AnsweredAssumed Answered

How do you handle secondary operations on parts? Single-part assembly? Derived configurations? Insert part?

Question asked by Tyler Nichol on Mar 9, 2018
Latest reply on Mar 9, 2018 by Dennis Dohogne

I'm sure this is a common situation. We would like to have one part number for what is received from one supplier, then send that part to another supplier or our own shop for secondary operations such as anodizing, powder coating, subsequent machining, etc, and have it come back as a different part number. Typically the post-secondary-operation part is what is included in assemblies, and it drives demand for the pre-secondary-op part.


I've tried this using derived configurations, but I don't like this method because 1) it does not play well with the PLM software we use, which sees configurations as "instances" within a "generic" part file (works great for legitimate part families but not for this case), and 2) I expect a lot of time will be spent managing changes to ensure they are made to the correct configs and even then errors are likely.

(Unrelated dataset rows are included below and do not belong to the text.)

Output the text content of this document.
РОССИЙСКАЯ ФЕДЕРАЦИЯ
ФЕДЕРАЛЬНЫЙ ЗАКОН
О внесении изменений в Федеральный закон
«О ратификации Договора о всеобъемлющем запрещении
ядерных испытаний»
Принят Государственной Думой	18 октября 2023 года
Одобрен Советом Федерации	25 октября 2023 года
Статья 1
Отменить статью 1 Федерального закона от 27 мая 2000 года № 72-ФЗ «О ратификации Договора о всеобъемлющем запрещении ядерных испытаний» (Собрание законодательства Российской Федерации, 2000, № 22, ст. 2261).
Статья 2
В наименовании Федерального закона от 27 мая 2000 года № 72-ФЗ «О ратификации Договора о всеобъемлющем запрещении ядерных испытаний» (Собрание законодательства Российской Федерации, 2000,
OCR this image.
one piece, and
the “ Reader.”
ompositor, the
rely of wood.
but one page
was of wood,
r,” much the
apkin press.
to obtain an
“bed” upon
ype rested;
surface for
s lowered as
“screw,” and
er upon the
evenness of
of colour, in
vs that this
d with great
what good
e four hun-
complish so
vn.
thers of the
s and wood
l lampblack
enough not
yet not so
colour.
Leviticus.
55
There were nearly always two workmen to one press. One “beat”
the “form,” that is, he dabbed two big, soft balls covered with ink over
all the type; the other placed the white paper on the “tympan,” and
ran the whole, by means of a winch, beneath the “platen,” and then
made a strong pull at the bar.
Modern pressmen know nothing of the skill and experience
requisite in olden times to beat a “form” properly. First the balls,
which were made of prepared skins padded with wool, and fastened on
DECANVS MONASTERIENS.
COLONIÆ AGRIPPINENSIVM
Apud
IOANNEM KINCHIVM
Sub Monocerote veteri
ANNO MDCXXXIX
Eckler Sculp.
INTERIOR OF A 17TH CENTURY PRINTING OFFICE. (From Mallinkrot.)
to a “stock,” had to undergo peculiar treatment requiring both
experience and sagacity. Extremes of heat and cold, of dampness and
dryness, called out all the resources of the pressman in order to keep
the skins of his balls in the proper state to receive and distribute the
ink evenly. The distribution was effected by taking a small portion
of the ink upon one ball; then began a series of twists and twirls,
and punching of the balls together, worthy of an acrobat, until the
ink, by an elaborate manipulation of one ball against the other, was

I've tried making one-part assemblies to capture the secondary operations, but I don't like this because: 1) assembly modeling with what is in fact a single part wrapped in a subassembly is a huge pain in the bum. As an example, when I tried to change the configuration of a post-op part used in an assembly from config "A" to "B" (which reference pre-op parts "a" and "b" respectively), I accidentally changed config A of the post-op "subassembly" part to reference config "b" of the pre-op part instead, and didn't realize my mistake for several hours. I know it's easy to avoid this by clicking the part then clicking on "select subassembly" and then changing the config, but I fully expect that requirement to be lost on people now and again which could potentially result in ordering lots of wrong parts. There are lots of other annoyances that go with doing it this way but I can't think of more specific examples at the moment.


So far my favorite method of doing this is to insert the pre-op part into the post-op part file, which I like for several reasons. But, what I really really really don't like about doing it this way is that: 1) I can't edit any features that are defined in the pre-op part from within an assembly that uses the post-op part. To work around this I've taken to also placing the pre-op part in my assembly with an origin-origin mate to the post-op part, which is an ok solution but does present a low-ish risk of ordering double the quantity of the pre-op part if it is not removed or marked as exclude from assembly before release. And 2) we cannot pattern components in an assembly using patterned features from the inserted-part.


So I'm just curious if I'm missing something, seems like this would be a very common situation that companies want to manage but I haven't figured out a way to do it that doesn't come with some degree of headache.